On CNBC in March, Mr. Trump said there are “tremendous bad management of entitlements” and “tremendous amounts of things and numbers of things you can do,” but he offered no specifics. He suggested that poor management and theft were raising the costs of entitlements, and then he changed the topic.
“President Trump has never really enunciated a path to make major changes with Medicare,” said Stephen Parente, a chief economist for health care policy in the Trump administration who now teaches at the University of Minnesota. “It’s just not a topic he wants to weigh in on because he’s just not a traditional conservative in the way of a Republican you would traditionally see.”
During his presidency, Mr. Trump’s budgets didn’t call for Medicare cuts. Instead, the White House proposed lower payments to providers and suppliers through new incentives and a lower inflation benchmark.
The proposals were similar to Obamacare, which extended the solvency of Medicare by lowering payments to hospitals and insurers in exchange for more customers. He also proposed lowering prescription drug costs by allowing Medicare to negotiate with pharmaceutical companies.
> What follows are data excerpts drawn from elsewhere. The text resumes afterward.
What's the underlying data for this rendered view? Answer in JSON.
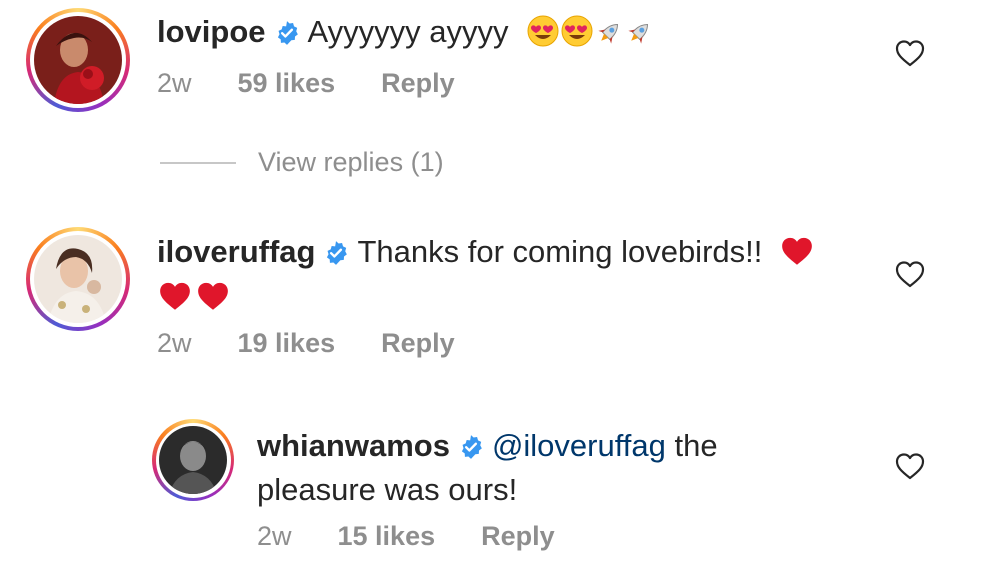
{
  "comments": [
    {
      "username": "lovipoe",
      "text": "Ayyyyyy ayyyy",
      "emojis": [
        "heart-eyes-emoji",
        "heart-eyes-emoji",
        "rocket-emoji",
        "rocket-emoji"
      ],
      "time": "2w",
      "likes": "59 likes",
      "reply": "Reply"
    },
    {
      "username": "iloveruffag",
      "text": "Thanks for coming lovebirds!!",
      "emojis": [
        "red-heart-emoji",
        "red-heart-emoji",
        "red-heart-emoji"
      ],
      "time": "2w",
      "likes": "19 likes",
      "reply": "Reply"
    },
    {
      "username": "whianwamos",
      "mention": "@iloveruffag",
      "text_line1": "the",
      "text_line2": "pleasure was ours!",
      "time": "2w",
      "likes": "15 likes",
      "reply": "Reply"
    }
  ],
  "view_replies": "View replies (1)",
  "colors": {
    "text": "#262626",
    "meta": "#8e8e8e",
    "mention": "#00376b",
    "verified": "#3897f0"
  }
}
Like his proposed Social Security reforms, Mr. Trump never pressed Congress to act on his Medicare plans, and they never became law.
An influential group of House Republicans submitted a proposal in March to restructure Medicare.
The Republican Study Committee, a group of more than 170 House Republican lawmakers that counts Speaker Mike Johnson of Louisiana among its ranks, outlined a significant overhaul to the popular but expensive entitlement.
The lawmakers call for converting Medicare to a “premium support model,” similar to a proposal that House Speaker Paul D. Ryan, Wisconsin Republican, laid out years ago. Under the Republican plan, traditional Medicare would compete with private plans and beneficiaries would be given subsidies to shop for the policies of their choice.
Whether the proposal will advance is unclear without Mr. Trump’s endorsement.
The size of the subsidies would be tied to the “average premium” or “second lowest price” in a particular market.
Mr. Biden called the proposal “extreme” and said it would raise prescription drug costs. He vowed to stop it.
Experts say the government could implement fixes beyond cutting benefits or raising taxes. Officials could move some of the services in Medicare Part A, the hospital fund, to Medicare Part B, which pays for necessary and preventive services. That would mean some Part A services that are 100% covered could be subject to the Part B deductible unless the beneficiary has a Medigap or Medicare Advantage plan.
“You could do that, but the question is: What would you move over?” Mr. Parente said.
The government could also reduce Medicare payments to some or all Part A providers.
Mr. Parente advocated for a “market choice” model of Medicare that would empower seniors to choose between the traditional fee-for-service Medicare and privately administered Medicare Advantage plans.
It would rely on free market competition among private insurers to reduce the costs of health care by empowering Medicare enrollees to shop for plans themselves.
The proposal could save the federal government an estimated $1 trillion over the next decade.